Accompagnamento di chi chiede eutanasia o suicidio assistito. «Rispetto al sacramento della Riconciliazione, il confessore deve assicurarsi che ci sia contrizione, la quale è necessaria per la validità dell’assoluzione. (…) Nel nostro caso, ci troviamo davanti ad una persona che, oltre le sue disposizioni soggettive, ha compiuto la scelta di un atto gravemente immorale e persevera in esso liberamente. Si tratta di una manifesta non-disposizione per la recezione dei sacramenti della Penitenza, con l’assoluzione, e dell’Unzione, così come del Viatico. Potrà ricevere tali sacramenti nel momento in cui la sua disposizione a compiere dei passi concreti permetta al ministro di concludere che il penitente ha modificato la sua decisione.
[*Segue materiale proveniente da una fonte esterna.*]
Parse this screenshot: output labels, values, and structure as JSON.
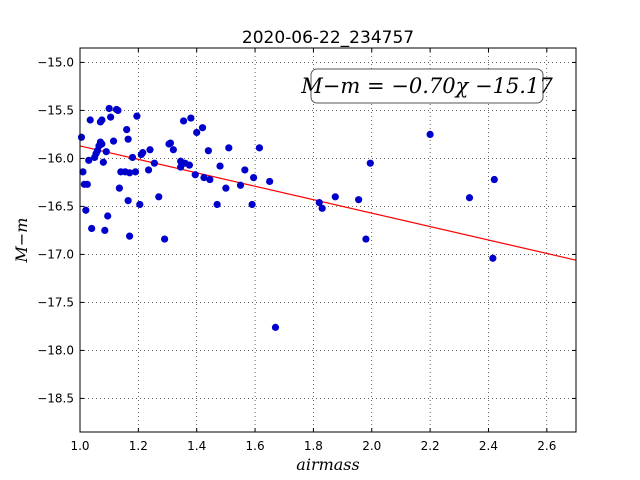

Ciò comporta anche che una persona che si sia registrata in un’associazione per ricevere l’eutanasia o il suicidio assistito debba mostrare il proposito di annullare tale iscrizione, prima di ricevere i sacramenti. Si ricordi che la necessità di posporre l’assoluzione non implica un giudizio sull’imputabilità della colpa, in quanto la responsabilità personale potrebbe essere diminuita o perfino non sussistere. Nel caso in cui il paziente fosse ormai privo di coscienza, il sacerdote potrebbe amministrare i sacramenti sub conditione se si può presumere il pentimento a partire da qualche segno dato anteriormente dalla persona malata».
La cura pastorale delle situazioni più complesse. «Anche nel caso in cui una persona non si trovi nelle condizioni oggettive per ricevere i sacramenti, è necessaria una vicinanza che inviti sempre alla conversione. Soprattutto se l’eutanasia, richiesta o accettata, non verrà praticata in breve tempo. Ci sarà allora la possibilità di un accompagnamento per far rinascere la speranza e modificare la scelta erronea, così che al malato sia aperto l’accesso ai sacramenti».